Però, per esempio, non sappiamo cosa è stato fatto a favore di famiglie composte di soli anziani, che non potevano (finanziariamente o solo fisicamente) approvvigionarsi di acqua : ecco, se ha fatto qualcosa, in casi come questo bene avrebbe fatto l’Amministrazione a comunicare prontamente cosa stava facendo.

Per quanto riguarda invece le ragioni che hanno portato a questo piccolo disastro, preso atto che i pozzi comunali sono a posto e che, fra le varie voci, si è detto che l’inquinamento potesse venire da qualche pozzo privato, abbiamo provato, da profani, a fare qualche ipotesi.

Nella rete idrica comunale l’acqua ha una certa pressione.
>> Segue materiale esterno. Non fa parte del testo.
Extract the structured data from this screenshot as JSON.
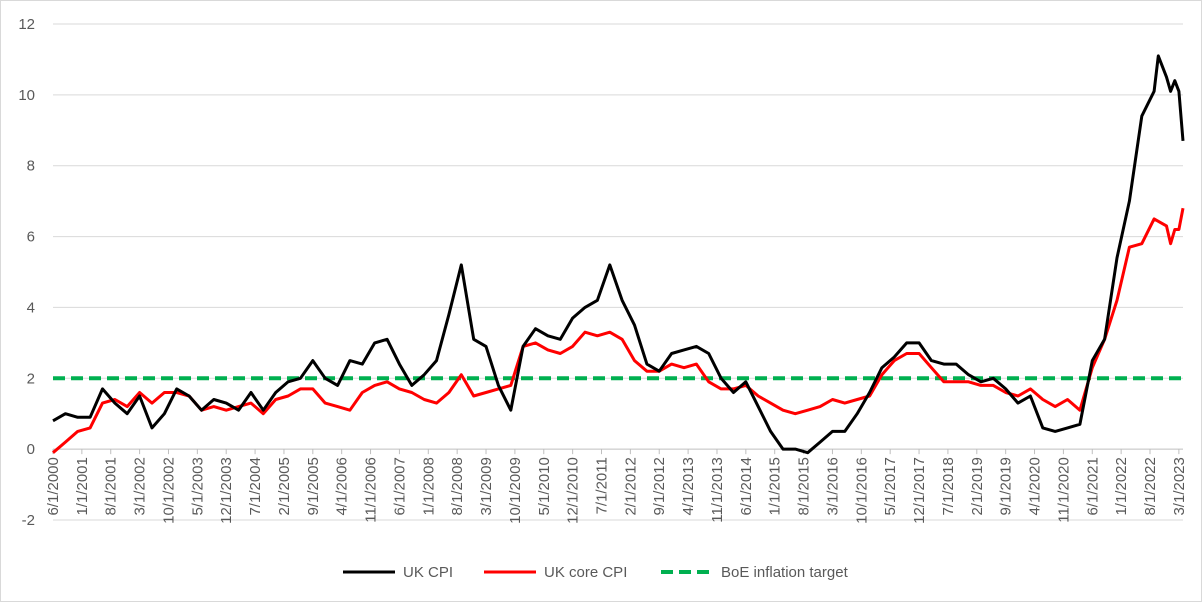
{
  "chart_data": {
    "type": "line",
    "title": "",
    "xlabel": "",
    "ylabel": "",
    "ylim": [
      -2,
      12
    ],
    "yticks": [
      -2,
      0,
      2,
      4,
      6,
      8,
      10,
      12
    ],
    "grid": "horizontal",
    "legend_position": "bottom",
    "x_tick_labels": [
      "6/1/2000",
      "1/1/2001",
      "8/1/2001",
      "3/1/2002",
      "10/1/2002",
      "5/1/2003",
      "12/1/2003",
      "7/1/2004",
      "2/1/2005",
      "9/1/2005",
      "4/1/2006",
      "11/1/2006",
      "6/1/2007",
      "1/1/2008",
      "8/1/2008",
      "3/1/2009",
      "10/1/2009",
      "5/1/2010",
      "12/1/2010",
      "7/1/2011",
      "2/1/2012",
      "9/1/2012",
      "4/1/2013",
      "11/1/2013",
      "6/1/2014",
      "1/1/2015",
      "8/1/2015",
      "3/1/2016",
      "10/1/2016",
      "5/1/2017",
      "12/1/2017",
      "7/1/2018",
      "2/1/2019",
      "9/1/2019",
      "4/1/2020",
      "11/1/2020",
      "6/1/2021",
      "1/1/2022",
      "8/1/2022",
      "3/1/2023"
    ],
    "x_start": "6/1/2000",
    "series": [
      {
        "name": "UK CPI",
        "color": "#000000",
        "style": "solid",
        "points": [
          [
            "6/1/2000",
            0.8
          ],
          [
            "9/1/2000",
            1.0
          ],
          [
            "12/1/2000",
            0.9
          ],
          [
            "3/1/2001",
            0.9
          ],
          [
            "6/1/2001",
            1.7
          ],
          [
            "9/1/2001",
            1.3
          ],
          [
            "12/1/2001",
            1.0
          ],
          [
            "3/1/2002",
            1.5
          ],
          [
            "6/1/2002",
            0.6
          ],
          [
            "9/1/2002",
            1.0
          ],
          [
            "12/1/2002",
            1.7
          ],
          [
            "3/1/2003",
            1.5
          ],
          [
            "6/1/2003",
            1.1
          ],
          [
            "9/1/2003",
            1.4
          ],
          [
            "12/1/2003",
            1.3
          ],
          [
            "3/1/2004",
            1.1
          ],
          [
            "6/1/2004",
            1.6
          ],
          [
            "9/1/2004",
            1.1
          ],
          [
            "12/1/2004",
            1.6
          ],
          [
            "3/1/2005",
            1.9
          ],
          [
            "6/1/2005",
            2.0
          ],
          [
            "9/1/2005",
            2.5
          ],
          [
            "12/1/2005",
            2.0
          ],
          [
            "3/1/2006",
            1.8
          ],
          [
            "6/1/2006",
            2.5
          ],
          [
            "9/1/2006",
            2.4
          ],
          [
            "12/1/2006",
            3.0
          ],
          [
            "3/1/2007",
            3.1
          ],
          [
            "6/1/2007",
            2.4
          ],
          [
            "9/1/2007",
            1.8
          ],
          [
            "12/1/2007",
            2.1
          ],
          [
            "3/1/2008",
            2.5
          ],
          [
            "6/1/2008",
            3.8
          ],
          [
            "9/1/2008",
            5.2
          ],
          [
            "12/1/2008",
            3.1
          ],
          [
            "3/1/2009",
            2.9
          ],
          [
            "6/1/2009",
            1.8
          ],
          [
            "9/1/2009",
            1.1
          ],
          [
            "12/1/2009",
            2.9
          ],
          [
            "3/1/2010",
            3.4
          ],
          [
            "6/1/2010",
            3.2
          ],
          [
            "9/1/2010",
            3.1
          ],
          [
            "12/1/2010",
            3.7
          ],
          [
            "3/1/2011",
            4.0
          ],
          [
            "6/1/2011",
            4.2
          ],
          [
            "9/1/2011",
            5.2
          ],
          [
            "12/1/2011",
            4.2
          ],
          [
            "3/1/2012",
            3.5
          ],
          [
            "6/1/2012",
            2.4
          ],
          [
            "9/1/2012",
            2.2
          ],
          [
            "12/1/2012",
            2.7
          ],
          [
            "3/1/2013",
            2.8
          ],
          [
            "6/1/2013",
            2.9
          ],
          [
            "9/1/2013",
            2.7
          ],
          [
            "12/1/2013",
            2.0
          ],
          [
            "3/1/2014",
            1.6
          ],
          [
            "6/1/2014",
            1.9
          ],
          [
            "9/1/2014",
            1.2
          ],
          [
            "12/1/2014",
            0.5
          ],
          [
            "3/1/2015",
            0.0
          ],
          [
            "6/1/2015",
            0.0
          ],
          [
            "9/1/2015",
            -0.1
          ],
          [
            "12/1/2015",
            0.2
          ],
          [
            "3/1/2016",
            0.5
          ],
          [
            "6/1/2016",
            0.5
          ],
          [
            "9/1/2016",
            1.0
          ],
          [
            "12/1/2016",
            1.6
          ],
          [
            "3/1/2017",
            2.3
          ],
          [
            "6/1/2017",
            2.6
          ],
          [
            "9/1/2017",
            3.0
          ],
          [
            "12/1/2017",
            3.0
          ],
          [
            "3/1/2018",
            2.5
          ],
          [
            "6/1/2018",
            2.4
          ],
          [
            "9/1/2018",
            2.4
          ],
          [
            "12/1/2018",
            2.1
          ],
          [
            "3/1/2019",
            1.9
          ],
          [
            "6/1/2019",
            2.0
          ],
          [
            "9/1/2019",
            1.7
          ],
          [
            "12/1/2019",
            1.3
          ],
          [
            "3/1/2020",
            1.5
          ],
          [
            "6/1/2020",
            0.6
          ],
          [
            "9/1/2020",
            0.5
          ],
          [
            "12/1/2020",
            0.6
          ],
          [
            "3/1/2021",
            0.7
          ],
          [
            "6/1/2021",
            2.5
          ],
          [
            "9/1/2021",
            3.1
          ],
          [
            "12/1/2021",
            5.4
          ],
          [
            "3/1/2022",
            7.0
          ],
          [
            "6/1/2022",
            9.4
          ],
          [
            "9/1/2022",
            10.1
          ],
          [
            "10/1/2022",
            11.1
          ],
          [
            "12/1/2022",
            10.5
          ],
          [
            "1/1/2023",
            10.1
          ],
          [
            "2/1/2023",
            10.4
          ],
          [
            "3/1/2023",
            10.1
          ],
          [
            "4/1/2023",
            8.7
          ]
        ]
      },
      {
        "name": "UK core CPI",
        "color": "#ff0000",
        "style": "solid",
        "points": [
          [
            "6/1/2000",
            -0.1
          ],
          [
            "9/1/2000",
            0.2
          ],
          [
            "12/1/2000",
            0.5
          ],
          [
            "3/1/2001",
            0.6
          ],
          [
            "6/1/2001",
            1.3
          ],
          [
            "9/1/2001",
            1.4
          ],
          [
            "12/1/2001",
            1.2
          ],
          [
            "3/1/2002",
            1.6
          ],
          [
            "6/1/2002",
            1.3
          ],
          [
            "9/1/2002",
            1.6
          ],
          [
            "12/1/2002",
            1.6
          ],
          [
            "3/1/2003",
            1.5
          ],
          [
            "6/1/2003",
            1.1
          ],
          [
            "9/1/2003",
            1.2
          ],
          [
            "12/1/2003",
            1.1
          ],
          [
            "3/1/2004",
            1.2
          ],
          [
            "6/1/2004",
            1.3
          ],
          [
            "9/1/2004",
            1.0
          ],
          [
            "12/1/2004",
            1.4
          ],
          [
            "3/1/2005",
            1.5
          ],
          [
            "6/1/2005",
            1.7
          ],
          [
            "9/1/2005",
            1.7
          ],
          [
            "12/1/2005",
            1.3
          ],
          [
            "3/1/2006",
            1.2
          ],
          [
            "6/1/2006",
            1.1
          ],
          [
            "9/1/2006",
            1.6
          ],
          [
            "12/1/2006",
            1.8
          ],
          [
            "3/1/2007",
            1.9
          ],
          [
            "6/1/2007",
            1.7
          ],
          [
            "9/1/2007",
            1.6
          ],
          [
            "12/1/2007",
            1.4
          ],
          [
            "3/1/2008",
            1.3
          ],
          [
            "6/1/2008",
            1.6
          ],
          [
            "9/1/2008",
            2.1
          ],
          [
            "12/1/2008",
            1.5
          ],
          [
            "3/1/2009",
            1.6
          ],
          [
            "6/1/2009",
            1.7
          ],
          [
            "9/1/2009",
            1.8
          ],
          [
            "12/1/2009",
            2.9
          ],
          [
            "3/1/2010",
            3.0
          ],
          [
            "6/1/2010",
            2.8
          ],
          [
            "9/1/2010",
            2.7
          ],
          [
            "12/1/2010",
            2.9
          ],
          [
            "3/1/2011",
            3.3
          ],
          [
            "6/1/2011",
            3.2
          ],
          [
            "9/1/2011",
            3.3
          ],
          [
            "12/1/2011",
            3.1
          ],
          [
            "3/1/2012",
            2.5
          ],
          [
            "6/1/2012",
            2.2
          ],
          [
            "9/1/2012",
            2.2
          ],
          [
            "12/1/2012",
            2.4
          ],
          [
            "3/1/2013",
            2.3
          ],
          [
            "6/1/2013",
            2.4
          ],
          [
            "9/1/2013",
            1.9
          ],
          [
            "12/1/2013",
            1.7
          ],
          [
            "3/1/2014",
            1.7
          ],
          [
            "6/1/2014",
            1.8
          ],
          [
            "9/1/2014",
            1.5
          ],
          [
            "12/1/2014",
            1.3
          ],
          [
            "3/1/2015",
            1.1
          ],
          [
            "6/1/2015",
            1.0
          ],
          [
            "9/1/2015",
            1.1
          ],
          [
            "12/1/2015",
            1.2
          ],
          [
            "3/1/2016",
            1.4
          ],
          [
            "6/1/2016",
            1.3
          ],
          [
            "9/1/2016",
            1.4
          ],
          [
            "12/1/2016",
            1.5
          ],
          [
            "3/1/2017",
            2.1
          ],
          [
            "6/1/2017",
            2.5
          ],
          [
            "9/1/2017",
            2.7
          ],
          [
            "12/1/2017",
            2.7
          ],
          [
            "3/1/2018",
            2.3
          ],
          [
            "6/1/2018",
            1.9
          ],
          [
            "9/1/2018",
            1.9
          ],
          [
            "12/1/2018",
            1.9
          ],
          [
            "3/1/2019",
            1.8
          ],
          [
            "6/1/2019",
            1.8
          ],
          [
            "9/1/2019",
            1.6
          ],
          [
            "12/1/2019",
            1.5
          ],
          [
            "3/1/2020",
            1.7
          ],
          [
            "6/1/2020",
            1.4
          ],
          [
            "9/1/2020",
            1.2
          ],
          [
            "12/1/2020",
            1.4
          ],
          [
            "3/1/2021",
            1.1
          ],
          [
            "6/1/2021",
            2.3
          ],
          [
            "9/1/2021",
            3.1
          ],
          [
            "12/1/2021",
            4.2
          ],
          [
            "3/1/2022",
            5.7
          ],
          [
            "6/1/2022",
            5.8
          ],
          [
            "9/1/2022",
            6.5
          ],
          [
            "12/1/2022",
            6.3
          ],
          [
            "1/1/2023",
            5.8
          ],
          [
            "2/1/2023",
            6.2
          ],
          [
            "3/1/2023",
            6.2
          ],
          [
            "4/1/2023",
            6.8
          ]
        ]
      },
      {
        "name": "BoE inflation target",
        "color": "#00b050",
        "style": "dashed",
        "points": [
          [
            "6/1/2000",
            2
          ],
          [
            "4/1/2023",
            2
          ]
        ]
      }
    ]
  }
}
Pertanto, sicuramente non basta un semplice “incrocio” fra due condotte rotte (la rete idrica e p.es. la rete fognaria) per immettere acqua in rete.

Allora, come si può immettere quest’acqua in rete ? O si dispone di un attacco “abusivo” a monte dell’uscita dei serbatoi, cosa che vogliamo scartare in partenza, oppure la ragione è un’altra.

Siamo totalmente sicuri che, attraverso il proprio contatore, invertendo il flusso, non si possa pompare acqua nella rete (facendo fra l’altro girare il contatore al contrario) ?

Da profani, non lo sappiamo, ma, se così fosse, allora tutto il disegno potrebbe prendere forma. Se io ho un mio pozzo, collegato alla mia rete di casa, o alla mia rete di irrigazione (in questo caso, inquinato), e, quando la pressione della rete cittadina è bassa, pompo acqua del pozzo per approvvigionarmi, l’acqua supererebbe il contatore e rientrerebbe in circolo nella rete, inquinando anche quella comunale.

Se quanto sopra esposto non dovesse essere una stupidaggine, non basterebbe fare solo le analisi della “rete”, ma occorrerebbe fare un censimento dei pozzi privati della zona sospettata, e fare l’analisi di questi pozzi. Ma ciò potrebbe non bastare ancora, se per caso dovesse esistere qualche pozzo “abusivo”.

Anche se la situazione si sta normalizzando, infatti, potrebbe essere solo perché al momento non si sta più pompando acqua dal pozzo inquinato, e quindi il fenomeno si potrebbe tranquillamente ripresentare quando lo si dovesse fare nuovamente. Ma, nel caso del pozzo “abusivo” sarebbe veramente difficile identificare il “colpevole”.

Per l’Amministrazione questa potrebbe essere una bella gatta da pelare.